Sunday, March 04, 2007

That system failed me’

Source Staff Writer

Larry Nevers said he feels like an outsider in the city where he grew up and worked as a police officer for nearly 25 years.

“I have never been in the new Tigers stadium. I have never been in the new Lions stadium,” Nevers said. “I rarely go down there anymore.”

Nevers was one of the Detroit police officers involved in the 1992 death of Malice Green. Along with his partner Walter Budzyn, Nevers was tried and convicted of second-degree murder. The trial garnered national attention, and sparked several legal controversies over witnesses’ testimony, the judge’s refusal to change venue and videos shown to the jurors.

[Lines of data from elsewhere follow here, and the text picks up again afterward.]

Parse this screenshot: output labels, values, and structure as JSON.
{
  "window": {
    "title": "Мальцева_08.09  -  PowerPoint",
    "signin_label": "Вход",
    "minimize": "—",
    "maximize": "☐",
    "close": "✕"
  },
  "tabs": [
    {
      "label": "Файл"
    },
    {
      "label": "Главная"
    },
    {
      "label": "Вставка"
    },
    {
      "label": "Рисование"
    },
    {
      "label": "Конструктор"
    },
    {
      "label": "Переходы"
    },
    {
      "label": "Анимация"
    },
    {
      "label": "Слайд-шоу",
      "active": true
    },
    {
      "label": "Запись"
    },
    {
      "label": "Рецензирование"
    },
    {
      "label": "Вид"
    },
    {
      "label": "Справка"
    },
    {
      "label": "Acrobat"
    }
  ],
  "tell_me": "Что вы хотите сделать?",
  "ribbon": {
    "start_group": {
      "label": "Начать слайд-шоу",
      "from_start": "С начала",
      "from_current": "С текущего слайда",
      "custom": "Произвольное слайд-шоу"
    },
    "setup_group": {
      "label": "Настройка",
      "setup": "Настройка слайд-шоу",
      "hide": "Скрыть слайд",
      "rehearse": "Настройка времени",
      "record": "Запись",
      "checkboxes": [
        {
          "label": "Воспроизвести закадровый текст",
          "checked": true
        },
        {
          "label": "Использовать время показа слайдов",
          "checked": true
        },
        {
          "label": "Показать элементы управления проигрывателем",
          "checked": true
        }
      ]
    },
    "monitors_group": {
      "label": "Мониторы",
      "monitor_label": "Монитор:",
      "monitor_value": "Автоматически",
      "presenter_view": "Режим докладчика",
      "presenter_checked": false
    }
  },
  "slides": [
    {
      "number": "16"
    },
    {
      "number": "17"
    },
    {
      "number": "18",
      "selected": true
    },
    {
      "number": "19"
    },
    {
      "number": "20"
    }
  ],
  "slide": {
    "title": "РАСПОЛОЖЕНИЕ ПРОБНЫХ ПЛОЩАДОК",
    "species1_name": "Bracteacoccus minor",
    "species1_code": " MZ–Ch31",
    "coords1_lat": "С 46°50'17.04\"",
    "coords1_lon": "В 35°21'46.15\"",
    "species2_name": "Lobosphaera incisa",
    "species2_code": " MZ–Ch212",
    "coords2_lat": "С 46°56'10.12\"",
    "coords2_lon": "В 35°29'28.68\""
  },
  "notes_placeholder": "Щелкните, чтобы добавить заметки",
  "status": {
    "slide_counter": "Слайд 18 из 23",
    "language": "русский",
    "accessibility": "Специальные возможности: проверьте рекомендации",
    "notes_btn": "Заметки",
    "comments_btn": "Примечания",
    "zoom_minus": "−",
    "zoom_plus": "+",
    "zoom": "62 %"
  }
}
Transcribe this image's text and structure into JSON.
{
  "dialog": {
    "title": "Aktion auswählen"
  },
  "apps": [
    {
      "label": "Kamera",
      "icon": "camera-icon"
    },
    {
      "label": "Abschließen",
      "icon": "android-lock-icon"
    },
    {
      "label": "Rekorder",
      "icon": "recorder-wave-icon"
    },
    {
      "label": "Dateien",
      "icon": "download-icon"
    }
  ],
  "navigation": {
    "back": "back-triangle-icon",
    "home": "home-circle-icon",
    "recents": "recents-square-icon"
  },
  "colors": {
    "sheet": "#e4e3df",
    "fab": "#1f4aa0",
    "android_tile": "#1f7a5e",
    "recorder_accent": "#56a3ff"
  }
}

Nearly 15 years after the incident, Nevers has published a book titled “Good Cops, Bad Verdict.” He appeared at Club Monte Carlo in Shelby Township for a meeting of the Shelby-Utica Kiwanis Club on Feb. 22 to talk about the book and answer questions from attendees.

Nevers served for nearly a quarter century with the Detroit Police Department, was responsible for 10,000 arrests and was the recipient of an award from the Police Chiefs of Michigan. He said he enjoyed his job because he believed he was making a difference; his experience in court, however, tarnished that beliefs.

“Everyone believes that we have this constitutional right to a fair trial,” he said. “Depending on the case, however, all you get is the chance to have a fair trial. I believed in our system. I supported the system for nearly 25 years. And that system failed me.”